Ricardo Célio Santana, artista de 31 anos (à dir.), à frente de mural pintado no Jacarezinho, no Rio, após ação policial mais letal da história do estado - Divulgação/Lenon Lins (@lenon.há)
Ricardo Célio Santana, artista de 31 anos (à dir.), à frente de mural pintado no Jacarezinho, no Rio, após ação policial mais letal da história do estado Imagem: Divulgação/Lenon Lins (@lenon.há)

Beatriz Mazzei

Colaboração para o UOL, em São Paulo

21/05/2021 04h00

Morador de Guarulhos, na Grande São Paulo, o artista plástico Ricardo Célio Santana não conseguiu ficar parado no sofá ao ver as notícias que vinham do Jacarezinho, zona norte do Rio, em 6 de maio.

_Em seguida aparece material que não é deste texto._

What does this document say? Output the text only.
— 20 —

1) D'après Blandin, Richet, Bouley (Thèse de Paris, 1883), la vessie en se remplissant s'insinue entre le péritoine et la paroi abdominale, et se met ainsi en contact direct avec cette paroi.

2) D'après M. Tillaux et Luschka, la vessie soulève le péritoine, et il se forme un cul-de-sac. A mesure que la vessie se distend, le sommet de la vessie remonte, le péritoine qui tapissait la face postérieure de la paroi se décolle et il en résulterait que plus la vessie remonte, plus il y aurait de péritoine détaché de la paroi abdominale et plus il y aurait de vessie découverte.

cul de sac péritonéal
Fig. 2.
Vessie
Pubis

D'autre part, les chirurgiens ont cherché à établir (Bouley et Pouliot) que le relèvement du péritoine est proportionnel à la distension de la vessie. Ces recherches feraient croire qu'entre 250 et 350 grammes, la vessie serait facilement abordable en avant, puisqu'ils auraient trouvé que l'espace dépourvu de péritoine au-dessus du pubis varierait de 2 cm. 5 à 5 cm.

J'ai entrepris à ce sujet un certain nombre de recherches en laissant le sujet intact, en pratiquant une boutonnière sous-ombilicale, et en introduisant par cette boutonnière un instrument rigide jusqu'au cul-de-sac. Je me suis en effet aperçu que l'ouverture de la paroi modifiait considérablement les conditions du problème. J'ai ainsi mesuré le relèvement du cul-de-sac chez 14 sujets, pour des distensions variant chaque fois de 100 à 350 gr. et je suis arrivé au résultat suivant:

Correu para lá e pintou com cores vibrantes uma parede desgastada e perfurada com inúmeras balas. Em algumas horas, o muro ganhou tons de amarelo, azul e rosa, bem diferentes do vermelho visto no sangue deixado nas vielas do bairro naquela data, quando uma operação policial matou 28 pessoas.

De acordo com o Grupo de Estudos dos Novos Ilegalismos (Geni) da Universidade Federal Fluminense (UFF) e a plataforma Fogo Cruzado, esta foi a operação policial mais letal da história do Rio de Janeiro. O colorido das imagens feitas pouco mais de uma semana após os assassinatos poderia, diz o artista, levar mais vida e esperança à região.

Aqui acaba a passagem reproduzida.